Tüm bunlar, NATO’nun Japonya’da bir “irtibat ofisi” açma planları ile daha da yoğunlaştı. Fransa Cumhurbaşkanı Macron, bunun artık bir anlam ifade etmeyecek kadar aşırı olduğu gerekçesiyle bunu reddediyor. Japonya’nın kendisi bu fikre pek hevesli görünmüyor ve Çin gözle görülür şekilde öfkeliydi. Bu öneri, NATO Genel Sekreteri Stoltenberg’in Şubat ayında Japonya’ya yaptığı ziyareti ve “Avrupa-Atlantik ve Hint-Pasifik bölgelerinin güvenliği yakından bağlantılıdır ve Japonya ile NATO arasındaki işbirliğini daha da güçlendirme gereğini vurgulamaktadır” diyen ortak bir bildiriye imza atmasının ardından geldi. Ayrıca üst üste ikinci kez Vilnius Zirvesi’ne katıldılar. Hepsi Asya-Pasifik bölgesindeki (AP4) NATO ortaklarıdır, ancak şimdi Nikkei Asia’nın söylediğine göre yeni Bireysel Olarak Uyarlanmış Ortaklık Programına (ITPP) geçiş yapacaklar. Başka bir deyişle, yalnızca merkez merkezli bir modelden ziyade, bölgesel müttefikleri konuşucuya bir modelde bağlama girişimi. İkilinin ne müzakere edeceği henüz belli değil ve Avustralya o zamandan beri “daha iddialı” bir ortaklık hedeflediğini söyledi.
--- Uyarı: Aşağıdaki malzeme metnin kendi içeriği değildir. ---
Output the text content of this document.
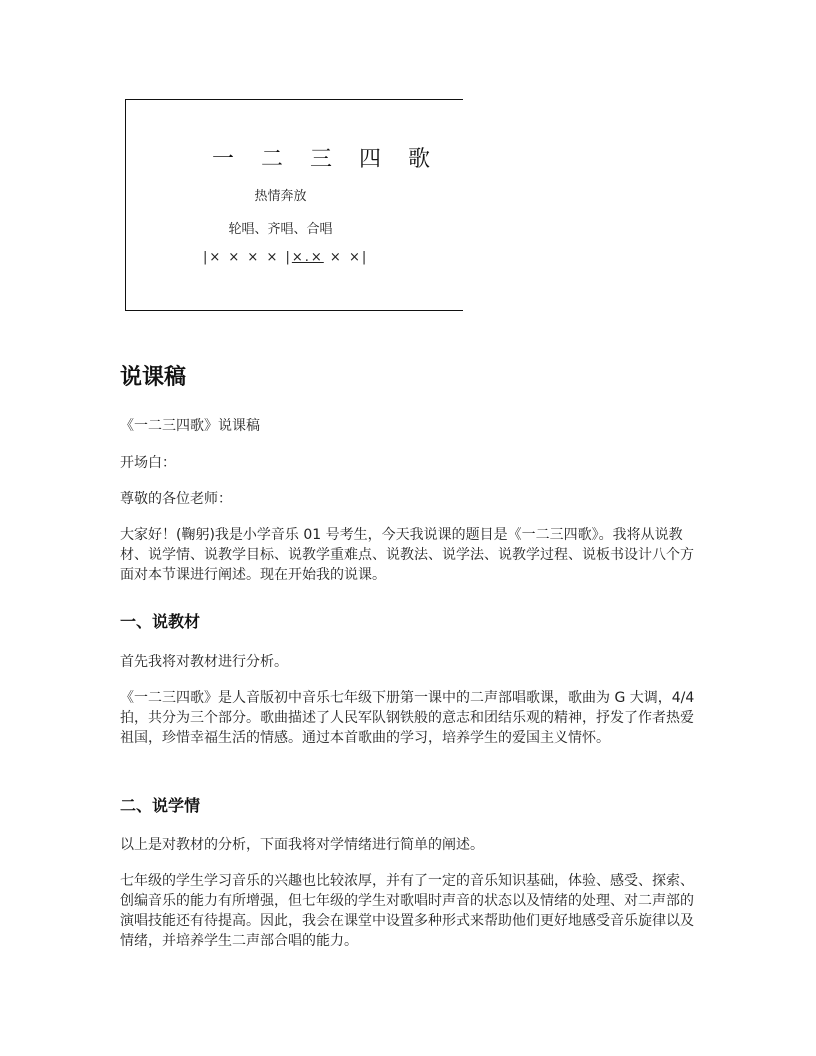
一 二 三 四 歌
热情奔放
轮唱、齐唱、合唱
|× × × × |×.× × ×|
说课稿
《一二三四歌》说课稿
开场白：
尊敬的各位老师：
大家好！(鞠躬)我是小学音乐 01 号考生，今天我说课的题目是《一二三四歌》。我将从说教材、说学情、说教学目标、说教学重难点、说教法、说学法、说教学过程、说板书设计八个方面对本节课进行阐述。现在开始我的说课。
一、说教材
首先我将对教材进行分析。
《一二三四歌》是人音版初中音乐七年级下册第一课中的二声部唱歌课，歌曲为 G 大调，4/4 拍，共分为三个部分。歌曲描述了人民军队钢铁般的意志和团结乐观的精神，抒发了作者热爱祖国，珍惜幸福生活的情感。通过本首歌曲的学习，培养学生的爱国主义情怀。
二、说学情
以上是对教材的分析，下面我将对学情绪进行简单的阐述。
七年级的学生学习音乐的兴趣也比较浓厚，并有了一定的音乐知识基础，体验、感受、探索、创编音乐的能力有所增强，但七年级的学生对歌唱时声音的状态以及情绪的处理、对二声部的演唱技能还有待提高。因此，我会在课堂中设置多种形式来帮助他们更好地感受音乐旋律以及情绪，并培养学生二声部合唱的能力。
Tüm bunlar NATO’yu Hindistan’ın kıyılarına çok daha yaklaştırıyor, hatta Dışişleri Bakanlığı Güney Çin Denizi’ndeki tutumunu kurnazca değiştirip Pekin’i hükümsüz olduğunu söylediği 2016 kararına uymaya çağırıyor. Analistlerin belirttiği gibi, Hindistan geçmişte özellikle korsanlık konusunda NATO ile kapsamlı bir şekilde çalıştı ve NATO’nun yakın zamana kadar Çin ile daha da fazla etkileşimi oldu. ‘Alakart’ olan yeni bir menü ile Delhi artık siber güvenlik ve denizcilik bilinci gibi kilit konuları NATO yapılarıyla tartışma fırsatına sahip, ancak kuşkusuz eşsiz bir konum olacağı kabul edilen resmi bir ortaklık gündeminden uzak. Bu mümkün. Soru, Moskova da dahil olmak üzere çeşitli başkentlerdeki diplomatik çabaya değip değmeyeceğidir. Pekin’in görüşlerinin dikkate alınmasına gerek yok çünkü şimdiye kadar NATO ile müzakerelere girmekten veya Washington ile on yıllardır süren ilişkisinden büyük paralar kazanmaktan çekinmedi. Bu avantajlardan yararlanma sırasının Hindistan’da olabileceği doğrudur; ancak Hint-Pasifik’te artan gerilimlerle uyumlu değil ve NATO gündeminin genişletilmesinin altını çiziyor. İşte sorun bu. Kârla barış zor bir eylemdir. Washington bir zamanlar bunu başardı, ancak şimdi sendeliyor. Delhi için bu, hiçbirinin başarılamadığı anlamına gelebilir.

Bu makale, Yeni Delhi Barış ve Çatışma Çalışmaları Enstitüsü’nden Seçkin Araştırmacı Tara Kartha tarafından yazılmıştır.